So you ate more Ben and Jerry’s than you should have. But, hey, you’re going running later, so you should be fine — right?
There is no shortage of online charts and even government-endorsed digital dieting tools that will instruct you in this way of thinking. Some dietitians and nutritionists even do it. The concept fits in neatly with contemporary nutrition culture, with its simple mathematical mantra of “calories in, calories out.”
“There is probably a large part of the healthy population that this works for, but it doesn’t work for enough people that we can say, ‘This is how it works,’ ” said dietitian Ashley Koff.
These types of tools aren’t wrong, exactly, she said. “They could be right for a certain group of people. But what it’s doing is oversimplifying how one gets and keeps a healthy weight loss.”
The calculator below illustrates how such estimates come about, using a set formula to calculate how much activity may be required to burn the calories in a food item. But it and other tools like it assume that there are no problems with calories in, calories out. The calculator was devised by Graphiq and uses data from the ESHA nutrition database.
Most nutritionists also simplify things. What are dieters supposed to do if their only caloric model doesn’t always work?
Koff is right there with you. “My biggest frustration is that nobody’s saying the same thing,” she said.
How exercise works
Part of this comes down to how bodies and metabolisms vary. Factors such as gender, current weight and body composition all influence how many calories a person burns with any one activity.
Men, who tend to have more muscle, burn more calories than women. People who are very overweight or obese may burn calories at a higher rate. Even among exercisers in the same age range, differences in calorie burning abound, said Kristin Kirkpatrick, a dietitian at the respected Cleveland Clinic.
That means a chart saying that 36 minutes of yoga will negate a bag of Lay’s chips doesn’t reflect how any one individual body works.

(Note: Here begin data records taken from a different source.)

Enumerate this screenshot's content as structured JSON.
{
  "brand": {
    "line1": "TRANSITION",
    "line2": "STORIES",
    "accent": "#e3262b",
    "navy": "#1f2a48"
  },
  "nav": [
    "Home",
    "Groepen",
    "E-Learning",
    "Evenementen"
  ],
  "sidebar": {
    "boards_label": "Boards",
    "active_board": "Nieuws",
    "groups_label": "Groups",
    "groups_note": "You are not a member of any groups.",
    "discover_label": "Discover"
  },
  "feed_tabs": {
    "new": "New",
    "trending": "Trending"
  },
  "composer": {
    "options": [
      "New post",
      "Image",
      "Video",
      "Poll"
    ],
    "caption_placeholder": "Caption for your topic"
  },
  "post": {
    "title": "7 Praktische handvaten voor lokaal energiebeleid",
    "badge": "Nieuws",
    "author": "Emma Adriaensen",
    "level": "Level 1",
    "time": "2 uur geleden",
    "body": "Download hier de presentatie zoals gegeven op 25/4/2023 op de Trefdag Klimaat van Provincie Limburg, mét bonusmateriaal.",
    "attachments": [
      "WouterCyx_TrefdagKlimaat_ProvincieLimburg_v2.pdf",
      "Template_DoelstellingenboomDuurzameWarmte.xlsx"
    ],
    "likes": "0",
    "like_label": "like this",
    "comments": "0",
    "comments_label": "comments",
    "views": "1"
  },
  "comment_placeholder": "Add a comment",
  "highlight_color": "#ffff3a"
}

Same goes for a Zumba poster claiming a single class will burn 1,000 calories.
“If you take seven different people of different ages, genders and body size, put them all in a line and tell them to run three miles, they’re all going to burn different amounts of calories,” Kirkpatrick explained.
Those calorie numbers aren’t always wrong, but they do fall within a range, so there’s no guarantee every person looking at that number is actually meeting it with his or her exercise regimen.
Then there’s the exercise itself, which differs in intensity and quality. Intense interval training is different from time spent texting on the elliptical, for example.
Plus history factors into how individual bodies interact with exercise. If you’ve been doing the same gym routine for a long time, it’ll put less stress on your body and thus won’t result in the same heightened metabolic level.
“Your weight loss is multifactorial; it’s not just your calories. There is a particular thing that works for your body, and that’s going to be a factor,” Koff said.
So, contrary to all those charts, you can’t quite exercise additional calories away.
In fact, people often overestimate how much they’ve burned off during exercise, Kirkpatrick and others said, and then overeat as a result — and causing weight gain.
What calories consist of
So are these kinds of calories-to-exercise calculations useless? They can be helpful to understand what food contains and how it’s supposed to be used, or as an energy source, experts said.
But even if a person could be sure they were burning off their indulgences, it shouldn’t be used — as Kirkpatrick puts it — as “almost like a way to game the system.”
Besides being a unit of energy, a calorie also affects how hungry a person will be later, as well as their ability to lose or maintain their weight. Calorie quality also helps refuel the body after that exercise, and influences a person’s energy level moving forward, said Maria Elena Rodriguez, a dietitian at the Mount Sinai Health System.
Exercise won’t reverse the other aspects of that pint of ice cream: the way it affects the liver, for example, or the large amount of sugar going into the body.
“We need to teach people to eat better, not to game the system to eat foods … [thinking] they can just walk the calories off later,” Kirkpatrick said.
Still, this is hardly the clarion call for calorie extinction. “We still need to look at calories in some ways,” Kirkpatrick said.
There is “some truth” to calories in, calories out, with calories still making a difference on a basic level, she said, though the model doesn’t account for significant differences in how people burn calories and in the calories themselves.
But it is time to retire your spin-to-supper calculations.
“If you have a cookie, then run 3 miles, is that really enjoying your cookie? Sit down and enjoy it. Have it be real.”